Detecting Points of Interest
Implementation
2.1 WordNet
WordNet is a lexical database containing words grouped into sets of cognitive synonyms ( also referred to as synsets ) each specifying an own concept. Those sets are then linked by means of conceptual-semantic and lexical relations. This way a sort of repository of common sense knowledge represented by a sort of hierarchy is created. Users can then find terms that underly the same semantic class as the term provided.
In our case, the WordNet database is used to make the implementation more independent from its field of application meaning that the actual GPS lookup for the POIs can be automated. The user only has to provide a certain term that defines his interest or an example of his interest and WordNet will provide other words that underly the same class and might also be interesting for the user.
2.2 The Engine
To understand the meaning of queries such as hiding place or restaurant, the engine uses the WordNet database to lookup hyponyms for the given term.
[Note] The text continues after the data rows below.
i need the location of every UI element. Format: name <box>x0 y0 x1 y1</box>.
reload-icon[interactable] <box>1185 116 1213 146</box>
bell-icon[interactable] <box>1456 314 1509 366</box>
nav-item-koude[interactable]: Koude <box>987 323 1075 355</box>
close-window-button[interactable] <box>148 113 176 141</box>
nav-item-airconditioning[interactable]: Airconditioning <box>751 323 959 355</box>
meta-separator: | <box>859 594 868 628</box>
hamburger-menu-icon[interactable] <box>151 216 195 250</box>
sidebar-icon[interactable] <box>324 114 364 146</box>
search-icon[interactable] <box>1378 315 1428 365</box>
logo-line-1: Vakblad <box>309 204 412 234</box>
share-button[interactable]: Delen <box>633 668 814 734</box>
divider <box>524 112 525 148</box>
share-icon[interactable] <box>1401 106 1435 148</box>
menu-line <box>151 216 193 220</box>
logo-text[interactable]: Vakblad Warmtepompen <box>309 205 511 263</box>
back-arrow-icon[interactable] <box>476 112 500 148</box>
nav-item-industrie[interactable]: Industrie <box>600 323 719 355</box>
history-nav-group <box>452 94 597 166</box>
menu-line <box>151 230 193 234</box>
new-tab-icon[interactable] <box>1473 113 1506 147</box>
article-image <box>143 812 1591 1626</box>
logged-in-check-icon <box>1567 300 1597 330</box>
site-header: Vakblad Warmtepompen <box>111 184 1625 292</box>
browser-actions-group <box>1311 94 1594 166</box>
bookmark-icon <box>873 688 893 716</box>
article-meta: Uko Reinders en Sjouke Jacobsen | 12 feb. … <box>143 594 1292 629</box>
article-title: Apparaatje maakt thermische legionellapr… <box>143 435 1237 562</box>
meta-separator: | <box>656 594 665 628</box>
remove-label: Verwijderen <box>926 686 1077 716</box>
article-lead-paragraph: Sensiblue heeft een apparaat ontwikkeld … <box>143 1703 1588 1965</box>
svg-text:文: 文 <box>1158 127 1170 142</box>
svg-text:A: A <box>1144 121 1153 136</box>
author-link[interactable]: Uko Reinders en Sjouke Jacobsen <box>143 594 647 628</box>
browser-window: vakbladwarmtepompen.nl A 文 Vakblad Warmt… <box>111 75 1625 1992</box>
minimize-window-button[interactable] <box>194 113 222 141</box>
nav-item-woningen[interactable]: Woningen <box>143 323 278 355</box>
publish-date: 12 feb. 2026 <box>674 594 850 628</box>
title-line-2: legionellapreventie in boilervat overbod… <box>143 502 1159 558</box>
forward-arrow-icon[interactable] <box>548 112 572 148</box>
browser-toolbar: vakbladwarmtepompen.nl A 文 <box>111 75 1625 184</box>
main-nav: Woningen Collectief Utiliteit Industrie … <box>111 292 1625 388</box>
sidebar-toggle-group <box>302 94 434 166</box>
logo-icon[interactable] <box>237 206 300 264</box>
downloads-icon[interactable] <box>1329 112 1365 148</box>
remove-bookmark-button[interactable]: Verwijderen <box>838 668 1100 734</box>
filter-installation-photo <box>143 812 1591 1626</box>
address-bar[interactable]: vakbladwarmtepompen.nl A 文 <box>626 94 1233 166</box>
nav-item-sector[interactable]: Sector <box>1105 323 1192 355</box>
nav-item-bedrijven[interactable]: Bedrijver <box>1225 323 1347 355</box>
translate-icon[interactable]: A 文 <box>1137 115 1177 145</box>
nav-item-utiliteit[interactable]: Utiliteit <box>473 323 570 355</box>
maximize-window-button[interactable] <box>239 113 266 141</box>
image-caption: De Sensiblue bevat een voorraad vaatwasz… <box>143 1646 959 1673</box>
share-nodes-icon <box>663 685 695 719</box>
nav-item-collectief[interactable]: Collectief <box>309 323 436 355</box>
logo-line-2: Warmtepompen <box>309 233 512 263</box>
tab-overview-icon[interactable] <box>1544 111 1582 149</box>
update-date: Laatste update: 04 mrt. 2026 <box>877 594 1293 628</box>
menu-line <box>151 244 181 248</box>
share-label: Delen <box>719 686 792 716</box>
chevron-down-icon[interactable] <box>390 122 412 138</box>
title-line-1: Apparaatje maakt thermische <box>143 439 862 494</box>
For example, some hyponyms for hiding place are grave, holy place, overlook, top, solitude and hiding place. These terms are then used together with their environment (in this case Maastricht) to form a query in a search engine such as Google or Yahoo. For each coordinate term, a new query is created. Assuming that each query returns p results and q is the amount of WordNet coordinates, a total of p × q results have to be analyzed.
Since the POI environment in this project is restricted to a part of the inner city of Maastricht, the retrieval process could be speed up by using a database containing several streets of the inner city. When analyzing the results, a window can then be moved over the content looking for streetnames present in the database. To find more precise matches, streetnames in the content have to be followed by a (house)number, increasing the probability the result page is discussing a specific place related to our query term in the environment of Maastricht. Next, each streetname match is queried in a GPS search engine, resulting into GPS coordinates. These coordinates are then - if unique - added to the result list of POIs and finally stored in an XML file.
The restriction of Maastricht as environment can easily be solved by extending the analyse of webpages in such a way that locations are filtered out and stored locally. These locations can be detected by some algorithms which read the whole webpage and select candidate location terms which are then tested on their validity by performing a GPS query on them. Since any GPS engine uses a database containing locations (such as streets, city names, ...), it can be assumed only valid results will come out. When all webpages are analysed, most promising valid locations (eg the most occurring, or in a certain range of the query location) are then selected as POIs.
Since most of the time of the retrieval process is consumed by connecting to the several webpages and reading the contents, and since Java only checks a timeout when connecting to a remote host (and not for DNS lookups before the connection is made), a module was written to validate each DNS of the search results before connecting to it. This prevents long waiting times for opening connections which actually don't exist.
In this implementation, Google's APIs were used to perform the search and GPS queries. However, since these APIs are focused on webapplications, some tricks were needed to allow their use:
- Sending a HTTP header to Google containing the query, the API key and some other encrypted and unencrypted information
- Catching the GET response of Google containing the query results
- Parsing the GET response and reading out the desirable information
Also, because in some cases, Google doesn't find appropriate results for GPS locations, the API of Yahoo was used. The benefit of this API is that it returns a GET response in XML format, which is easier to parse that Google's typical output.